# Eidgenossen erhebt euch



## dramone (8. Juni 2007)

ich wollte die idee von dani_ch aufgreiffen und weiterführen, sprich ein schweizer-AB-Mitglieder angeln auf die beine stellen, und anschleissend evtl. lecker #g
ja ich weiss, es gibt 1000 fragen...

wann/wo/was etc.

mal schauen wer lust hat 

#h


----------



## Thomas9904 (8. Juni 2007)

*AW: Eidgenossen erhebt euch*

Da Schweizer auch ganz gut kochen können, ich zudem Bekannte in Würenlos (Nähe Baden) habe, würde ich - sofern terminlich einplanbar und in der Nähe von Baden - auch mal vorbeigucken))


----------



## mlkzander (9. Juni 2007)

*AW: Eidgenossen erhebt euch*

wenn ich als exilant auch kommen darf bin ich dabei

ich weiß: schweizer werden kann jeder -eidgenosse nicht


----------



## Dani_CH (13. Juni 2007)

*AW: Eidgenossen erhebt euch*

Jo was das angeln angeht- hätte ich bestimmt ein paar gute Ideen- zum Beispiel mal auf unsere grossen Barben (60+) macht immer Spass- wenn mann die Fische ´weniger kennt- 

Währ doch was? Natürlich glaub ich- dass auch Europär willkommen sind- zum Beispiel unsere Nachbarn-

Ich währ auf alle Fälle mit dabei.

Gruss Dani


----------



## dramone (20. Juni 2007)

*AW: Eidgenossen erhebt euch*

Sali z'äme 

so wie es im moment ausschaut sind wir wohl zu viert...

dann will ich mal gerne Danis idee mit den barben aufgreiffen...
 @Dani
welches gewässer schwebt dir den vor? Reuss?

schreibt doch bitte ein paar daten wann ihr (wochenende/Sonntag) ihr zeit bzw. keine zeit habt, damit wir einen termin anpeilen können...

Grüsse


----------



## Dani_CH (20. Juni 2007)

*AW: Eidgenossen erhebt euch*

Jo- hallo zusammen:

Da unsere Barben mittlerweilen aus dem Laichgeschäft raus sind, kann mann das durchaus machen.

Ich würde mich anerbieten- mal vorneweg zu eruieren, was bei uns ne Tageskarte kostet- (Reuss, Bremgarten-Revier)

Für eine Übernachtungsgelegenheit- würde ich mein Tonstudio zur Verfügung stellen- das geht ganz gut mit Schlafsack und Matte.

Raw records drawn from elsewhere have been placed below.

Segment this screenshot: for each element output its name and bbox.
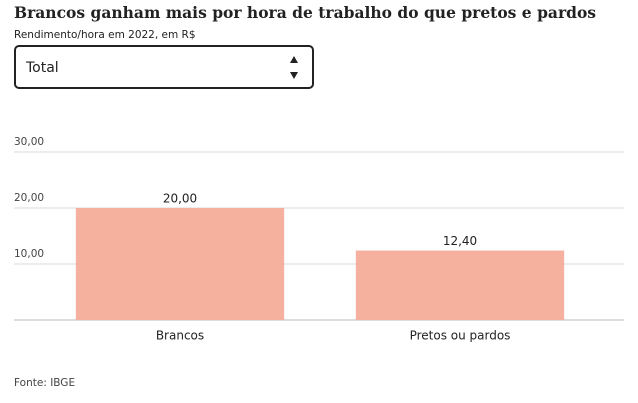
- value-label: 12,40: [443, 234, 477, 248]
- dropdown-box[interactable]: [14, 45, 314, 89]
- chart-title: Brancos ganham mais por hora de trabalho…: [14, 3, 596, 22]
- source: Fonte: IBGE: [14, 377, 75, 389]
- dropdown[interactable]: Total: [14, 45, 314, 89]
- y-tick-label: 20,00: [14, 192, 44, 204]
- dropdown-arrows[interactable]: [290, 56, 298, 79]
- value-label: 20,00: [163, 192, 197, 206]
- dropdown-selected[interactable]: Total: [25, 60, 59, 76]
- bar: [75, 208, 285, 320]
- x-tick-label: Brancos: [156, 329, 204, 343]
- bar: [355, 250, 565, 320]
- x-tick-label: Pretos ou pardos: [410, 329, 511, 343]
- chart-subtitle: Rendimento/hora em 2022, em R$: [14, 29, 196, 41]
- y-tick-label: 10,00: [14, 248, 44, 260]
- y-tick-label: 30,00: [14, 136, 44, 148]
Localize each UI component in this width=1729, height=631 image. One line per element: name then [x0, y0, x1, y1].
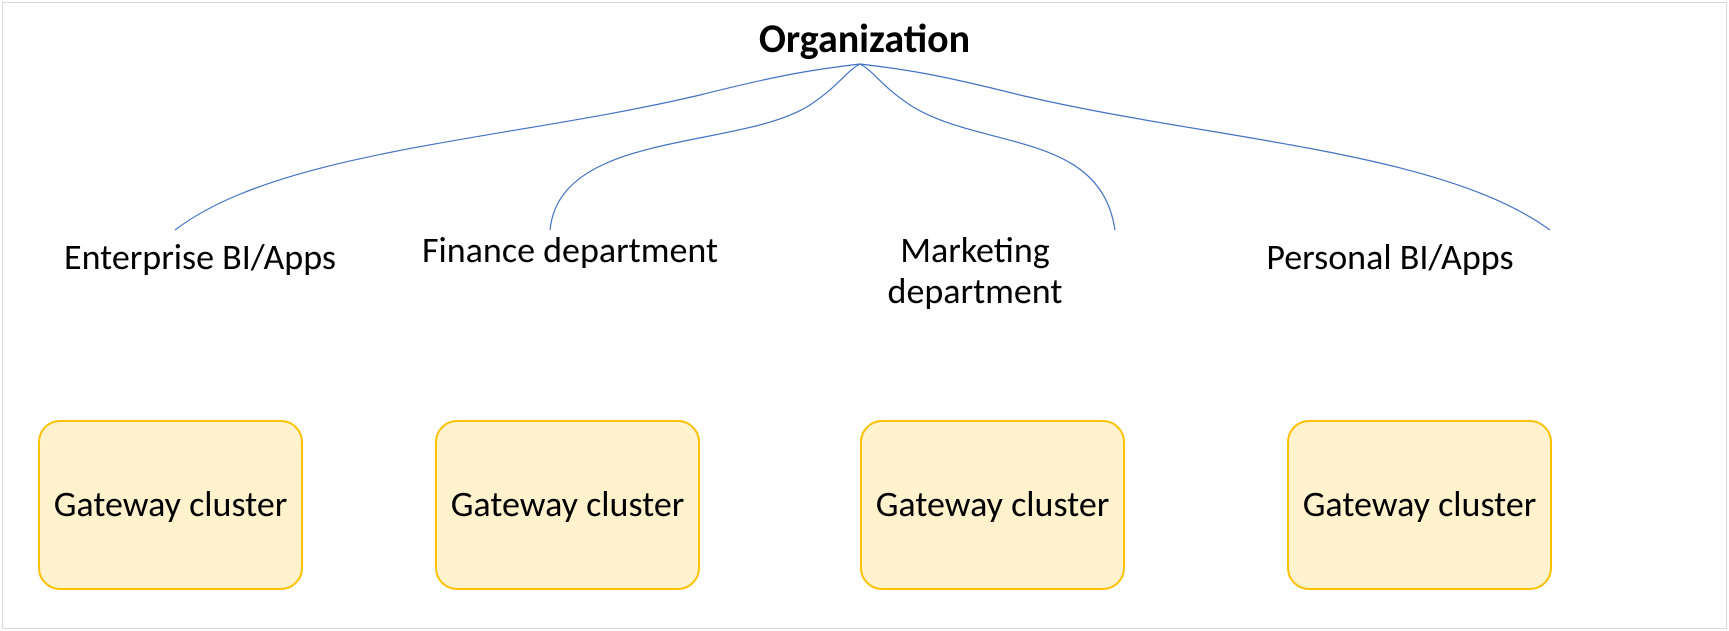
diagram-canvas: Organization Enterprise BI/Apps Gateway c…: [0, 0, 1729, 631]
connector-2: [860, 64, 1115, 230]
connector-0: [175, 64, 860, 230]
gateway-cluster-box-3: Gateway cluster: [1287, 420, 1552, 590]
branch-label-1: Finance department: [420, 230, 720, 271]
gateway-cluster-box-1: Gateway cluster: [435, 420, 700, 590]
branch-label-3: Personal BI/Apps: [1225, 237, 1555, 278]
gateway-cluster-label: Gateway cluster: [876, 483, 1110, 526]
connector-3: [860, 64, 1550, 230]
gateway-cluster-label: Gateway cluster: [451, 483, 685, 526]
root-title: Organization: [0, 14, 1729, 63]
connector-1: [550, 64, 860, 230]
gateway-cluster-box-2: Gateway cluster: [860, 420, 1125, 590]
gateway-cluster-box-0: Gateway cluster: [38, 420, 303, 590]
gateway-cluster-label: Gateway cluster: [54, 483, 288, 526]
branch-label-2: Marketing department: [815, 230, 1135, 313]
branch-label-0: Enterprise BI/Apps: [15, 237, 385, 278]
gateway-cluster-label: Gateway cluster: [1303, 483, 1537, 526]
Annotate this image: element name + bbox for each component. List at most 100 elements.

Zwecks Termin- würde ich von Deiner organisatorischen Seite her- vielleicht mal 3 Vorschläge machen, einer passt bestimmt.

Von meiner Seite her- würde ich mal das Revier betreffend Tageskarten abchecken und den Preis hier on Board publizieren.

Cu there

Dani CH


----------



## sorgiew (21. Juni 2007)

*AW: Eidgenossen erhebt euch*

bin zwar kein schweizer aber das hört sich doch interessant an - vorallem da mich die barben reizen würden - konnte noch nie eine fangen und hab auch noch nie darauf gefischt


lebe aber in zürich und das ist ja nicht wirklich weit weg



|wavey:wolf


----------



## Dani_CH (25. Juni 2007)

*AW: Eidgenossen erhebt euch*

ok- die Tageskarte in "meinem Revier" ist CHF 25.--

Aber es wird sich bestimmt "lohnen" schon von wegen Landschaft- und den Barben.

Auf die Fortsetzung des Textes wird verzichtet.